Systemic Lupus Erythematosus
Clinical Features and Outcomes of Posterior Reversible Encephalopathy Syndrome in Patients With Systemic Lupus Erythematosus
To analyze the clinical features and outcomes of patients with posterior reversible encephalopathy syndrome (PRES), the risk factors of PRES-related intracranial hemorrhage (ICH), and all-cause mortality in patients with systemic lupus erythematosus (SLE).
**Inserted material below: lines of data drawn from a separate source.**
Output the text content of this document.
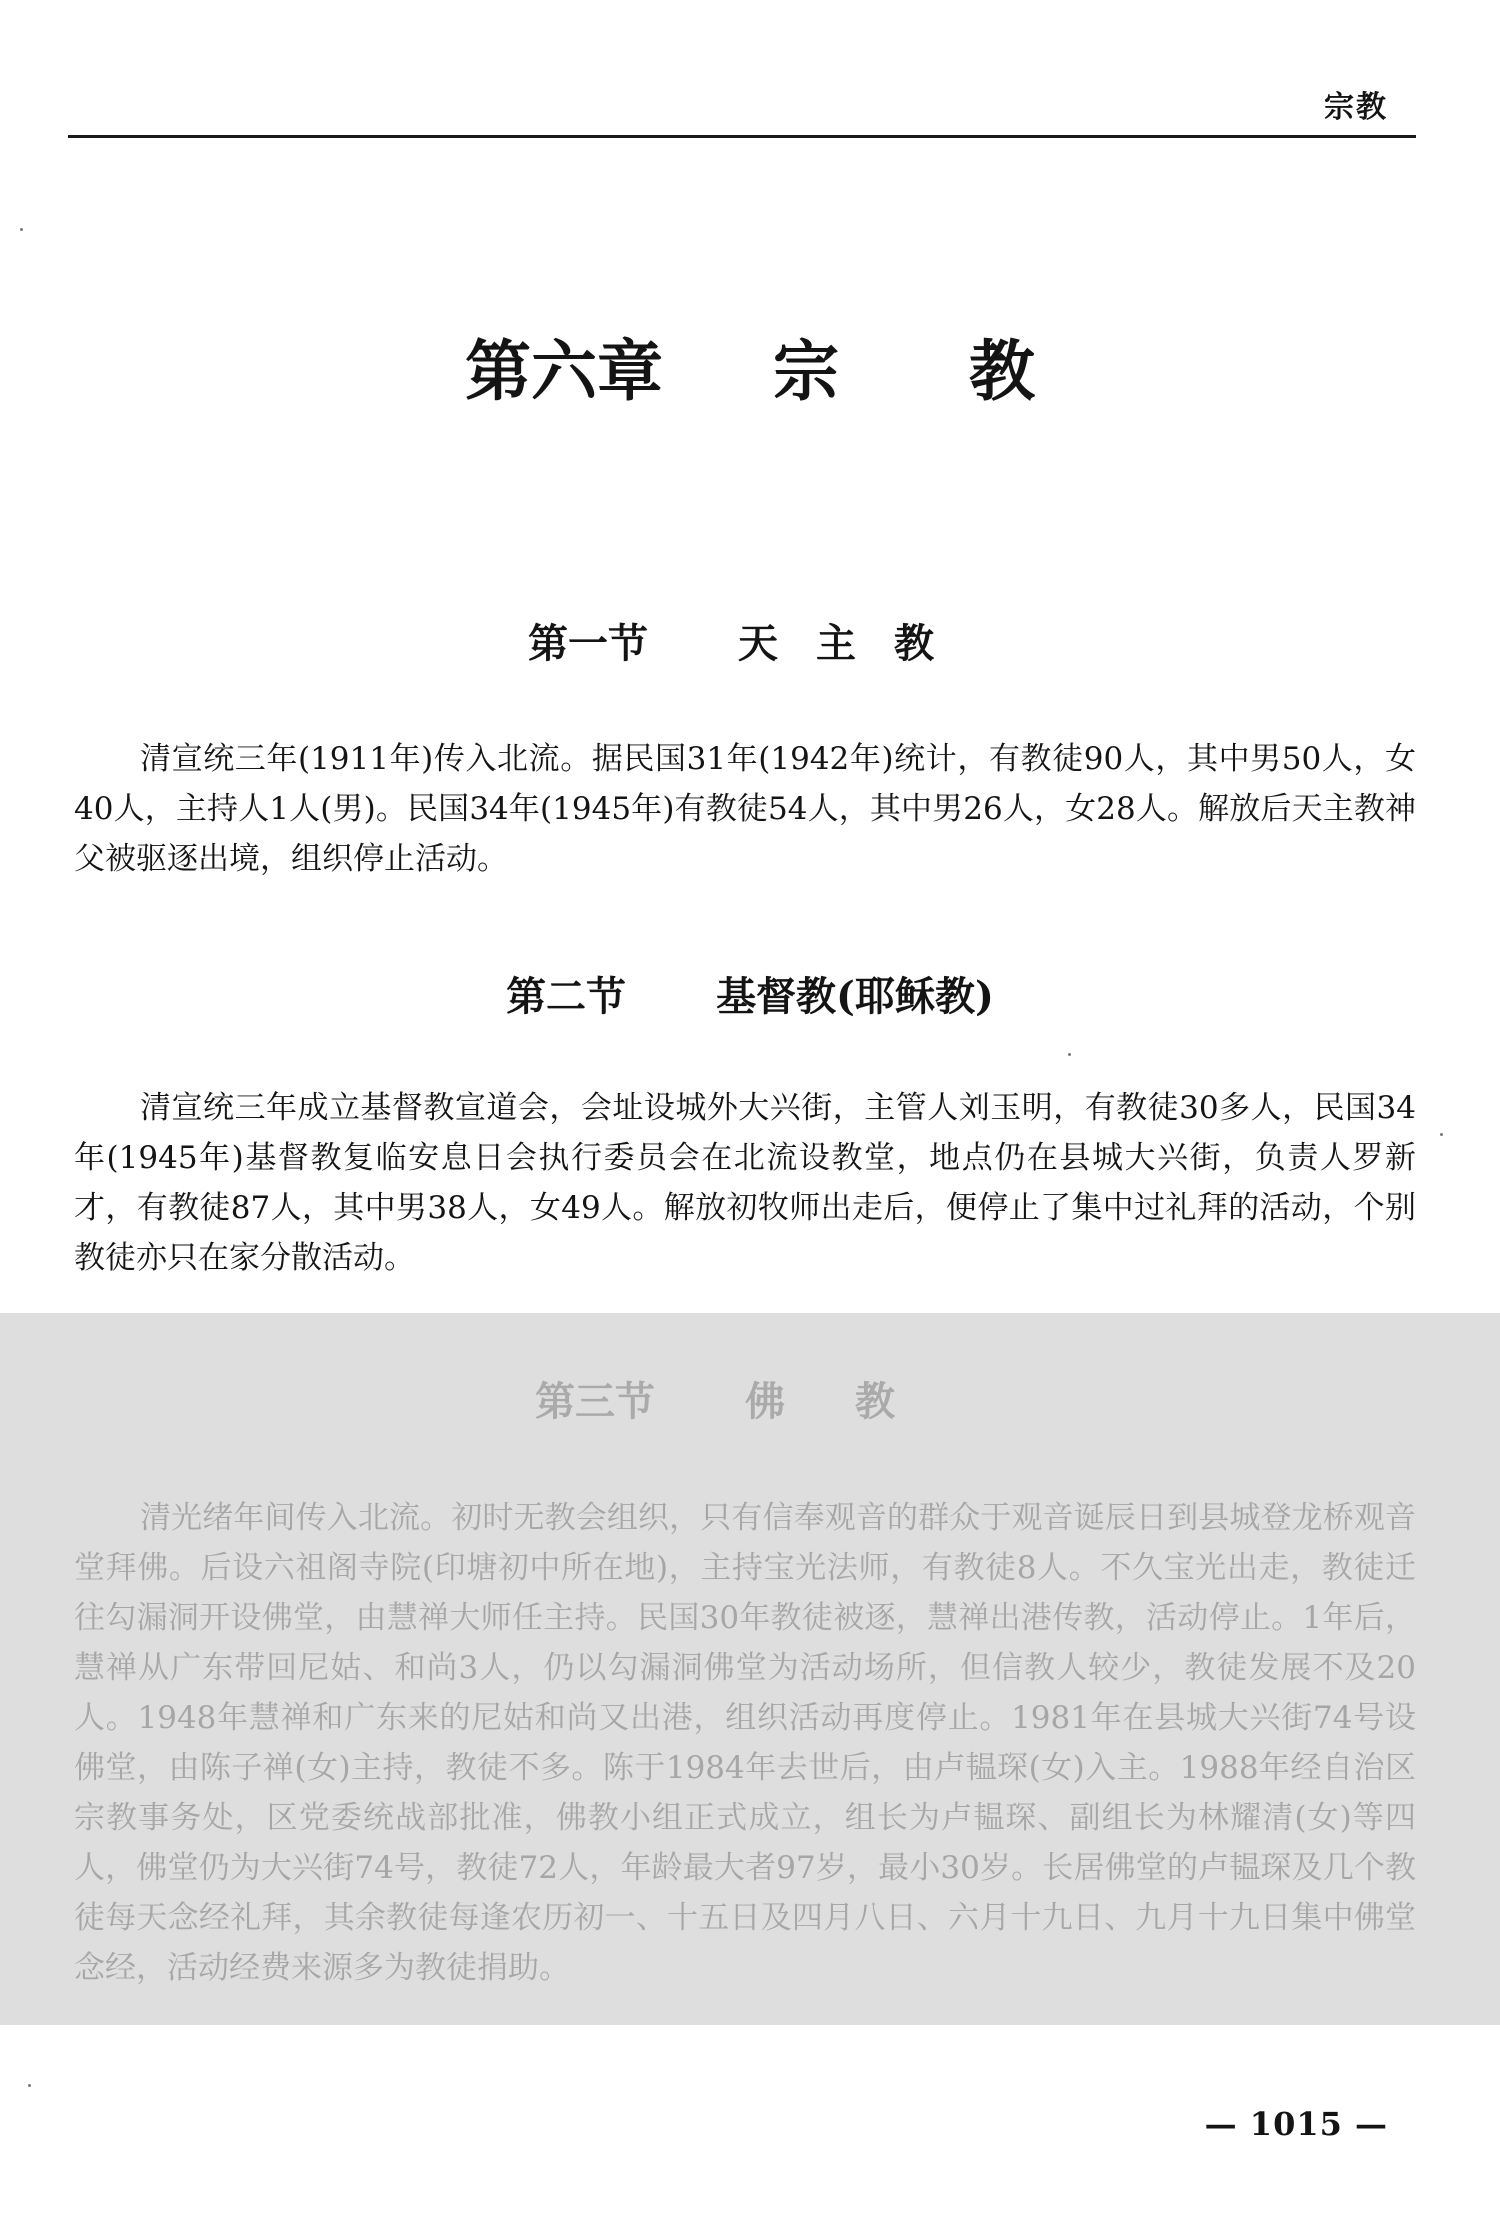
宗教
第六章 宗 教
第一节 天主教

清宣统三年(1911年)传入北流。据民国31年(1942年)统计，有教徒90人，其中男50人，女40人，主持人1人(男)。民国34年(1945年)有教徒54人，其中男26人，女28人。解放后天主教神父被驱逐出境，组织停止活动。

第二节 基督教(耶稣教)

清宣统三年成立基督教宣道会，会址设城外大兴街，主管人刘玉明，有教徒30多人，民国34年(1945年)基督教复临安息日会执行委员会在北流设教堂，地点仍在县城大兴街，负责人罗新才，有教徒87人，其中男38人，女49人。解放初牧师出走后，便停止了集中过礼拜的活动，个别教徒亦只在家分散活动。

第三节 佛教

清光绪年间传入北流。初时无教会组织，只有信奉观音的群众于观音诞辰日到县城登龙桥观音堂拜佛。后设六祖阁寺院(印塘初中所在地)，主持宝光法师，有教徒8人。不久宝光出走，教徒迁往勾漏洞开设佛堂，由慧禅大师任主持。民国30年教徒被逐，慧禅出港传教，活动停止。1年后，慧禅从广东带回尼姑、和尚3人，仍以勾漏洞佛堂为活动场所，但信教人较少，教徒发展不及20人。1948年慧禅和广东来的尼姑和尚又出港，组织活动再度停止。1981年在县城大兴街74号设佛堂，由陈子禅(女)主持，教徒不多。陈于1984年去世后，由卢韫琛(女)入主。1988年经自治区宗教事务处，区党委统战部批准，佛教小组正式成立，组长为卢韫琛、副组长为林耀清(女)等四人，佛堂仍为大兴街74号，教徒72人，年龄最大者97岁，最小30岁。长居佛堂的卢韫琛及几个教徒每天念经礼拜，其余教徒每逢农历初一、十五日及四月八日、六月十九日、九月十九日集中佛堂念经，活动经费来源多为教徒捐助。

— 1015 —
Twenty-six episodes of PRES were identified in 23 SLE patients, using an electronic medical records database of 3,746 SLE patients.
The prevalence of PRES was 0.69% among SLE patients. The scores of the SLE Disease Activity Index without neurologic descriptors (SLEDAI-N) were significantly elevated from baseline for a mean of 3.3 during PRES (P = 0.009). Rapidly deteriorating renal function, pulmonary hemorrhage, thrombotic microangiopathy, macrophage activation syndrome, or multiple organ dysfunction syndrome appeared during 65.4% of episodes. In 16 episodes, patients completely recovered from PRES-related symptoms within a median of 7 days. Visual impairment was reversed within 2 days in 8 of 15 patients, but impairment in other patients was protracted for up to 4 months, especially when ICH was present. Hypoalbuminemia (<20 gm/liter; odds ratio [OR] 30, 95% confidence interval [95% CI] 2.04–441.84) and thrombocytopenia (<30,000/mm3; OR 21, 95% CI 1.27–346.93) were risk factors for PRES-related ICH. Patients with SLEDAI-N scores >18 during a PRES attack had significantly higher mortality rates than did patients with SLEDAI-N scores ≤18 (P = 0.009 by log rank test).
PRES frequently occurs during active SLE with multiple complications. Hypoalbuminemia and thrombocytopenia may contribute to PRES-related ICH. The extraneurologic disease activity of lupus during PRES may influence the mortality rate of SLE patients.